Fortunately, earlier that week, we had our first Education Pioneers Fellow ever say ‘yes.’ Marisa Bold, a Harvard Business School student with strong private sector experience who was looking to use her business skills in the social sector, let me know that she was coming on board and was excited to be part of our first EP Fellowship cohort and the larger cause of co-creating EP.
That same week, we also had Aspire Public Schools, where I previously worked as in-house counsel, commit to becoming our first Partner organization. Don Shalvey and Gloria Lee, the founding CEO and COO respectively at Aspire, put their faith in EP and me to connect them to exceptional EP talent to advance Aspire’s mission and work.
The last thing we were still missing was a major investor to support our launch.
Fortunately, I had a big meeting lined up that week with the Draper Richards Foundation (now the Draper Richards Kaplan Foundation). As the final step in its due diligence process that we’d been in for months, I was invited in by Jenny Shilling Stein, the Co-Founder and Executive Director, to head to their office to meet with Bill Draper, a legendary venture capitalist.
I remember how nervous and excited I felt as I wound my way up 280 driving from San Jose to San Francisco for this make-or-break meeting.
In that meeting, Bill asked a lot of penetrating questions about the vision and model of EP. He had done his homework and was eager to learn about me and what I was looking to build.
At one point during the meeting, Bill looked me in the eye and asked me a question that got to the heart of our model and ultimate viability of us as an organization: “Are you really going to be able to attract the type of top talent you’re talking about to join your program?”
Fortunately, I had my secret weapon; I pulled out a copy of Marisa’s resume, handed it to him, and told him all about her as he looked it up and down. He then looked back up at me and asked, “You’re getting talent like this to work in education?”
I replied with as much confidence as I could muster, “Yes, we are!” [I truly believed it and – at the very least – we had one person like that!]
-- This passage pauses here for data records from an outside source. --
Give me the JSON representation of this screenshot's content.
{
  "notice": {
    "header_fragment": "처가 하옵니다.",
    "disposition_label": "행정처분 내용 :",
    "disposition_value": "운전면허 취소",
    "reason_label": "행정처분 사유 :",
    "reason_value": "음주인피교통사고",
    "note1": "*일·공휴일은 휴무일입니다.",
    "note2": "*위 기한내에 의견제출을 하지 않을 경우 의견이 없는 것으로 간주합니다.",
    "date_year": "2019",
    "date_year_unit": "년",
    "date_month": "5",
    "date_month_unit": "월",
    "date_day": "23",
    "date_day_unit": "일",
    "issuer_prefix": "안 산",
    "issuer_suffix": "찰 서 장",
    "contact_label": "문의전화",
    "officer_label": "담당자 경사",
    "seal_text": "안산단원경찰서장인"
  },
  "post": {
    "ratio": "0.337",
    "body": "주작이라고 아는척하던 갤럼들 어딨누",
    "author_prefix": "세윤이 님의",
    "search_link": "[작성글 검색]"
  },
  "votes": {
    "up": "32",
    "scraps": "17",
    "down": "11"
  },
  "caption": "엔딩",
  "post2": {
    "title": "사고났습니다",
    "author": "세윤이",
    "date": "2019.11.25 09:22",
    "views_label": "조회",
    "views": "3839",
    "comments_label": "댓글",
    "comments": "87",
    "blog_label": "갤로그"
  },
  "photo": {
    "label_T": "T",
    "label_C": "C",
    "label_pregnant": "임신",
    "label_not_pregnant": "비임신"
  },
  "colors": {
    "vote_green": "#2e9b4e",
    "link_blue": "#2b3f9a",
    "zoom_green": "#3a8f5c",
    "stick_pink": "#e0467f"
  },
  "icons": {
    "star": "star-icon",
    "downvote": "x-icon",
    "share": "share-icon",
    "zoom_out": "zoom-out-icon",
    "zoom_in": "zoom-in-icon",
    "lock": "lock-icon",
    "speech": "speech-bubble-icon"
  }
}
At the end of the session, Bill and Jenny asked me to take a seat in their lobby so they could talk things over. A few minutes later they called me back to Bill’s office and let me know that they wanted to be our first lead philanthropic investor, coming on board with a $300,000 investment over three years. We were the foundation’s 7th investment in its early history.
That big bet on EP and me capped off what I still consider to be Education Pioneers’ best week ever!
Indeed, that week gave Education Pioneers our first Fellow, our first Partner organization, and our first lead investor. It also gave EP critical early momentum that continued to build as eight other founding Fellows and six other founding Partners bravely joined Marisa and Aspire in the weeks that followed.
Now, fast forward this founding story 14+ years…
Marisa Bold not only made a lasting impact as an EP Fellow at Aspire (making important contributions to building their “College for Certain” culture); she’s also gone on to apply her passion and skills to make a difference for millions of students since then through her work at NewSchools Venture Fund, the New York City Department of Education, the U.S. Department of Education, and now the Walton Family Foundation.
Aspire Public Schools now prepares 16,000+ K-12 students for success in college, career, and life at 40 community-based public charter schools in California and Tennessee.
The Draper Richards Kaplan Foundation has gone on to fund more than 125 social entrepreneurs focused on changing the world, including leaders behind many breakthrough organizations like EducationSuperHighway, Kiva, and One Acre Fund.
As far as Education Pioneers goes, we blew past our founding BHAG and are now celebrating 15 years of impact with a diverse network of talent that’s over 4,000 strong (with more than 70 percent of EP Alumni in the workforce driving impact in education).
I’m grateful that these leaders had the courage to bet on EP and me during this memorable week in EP’s history.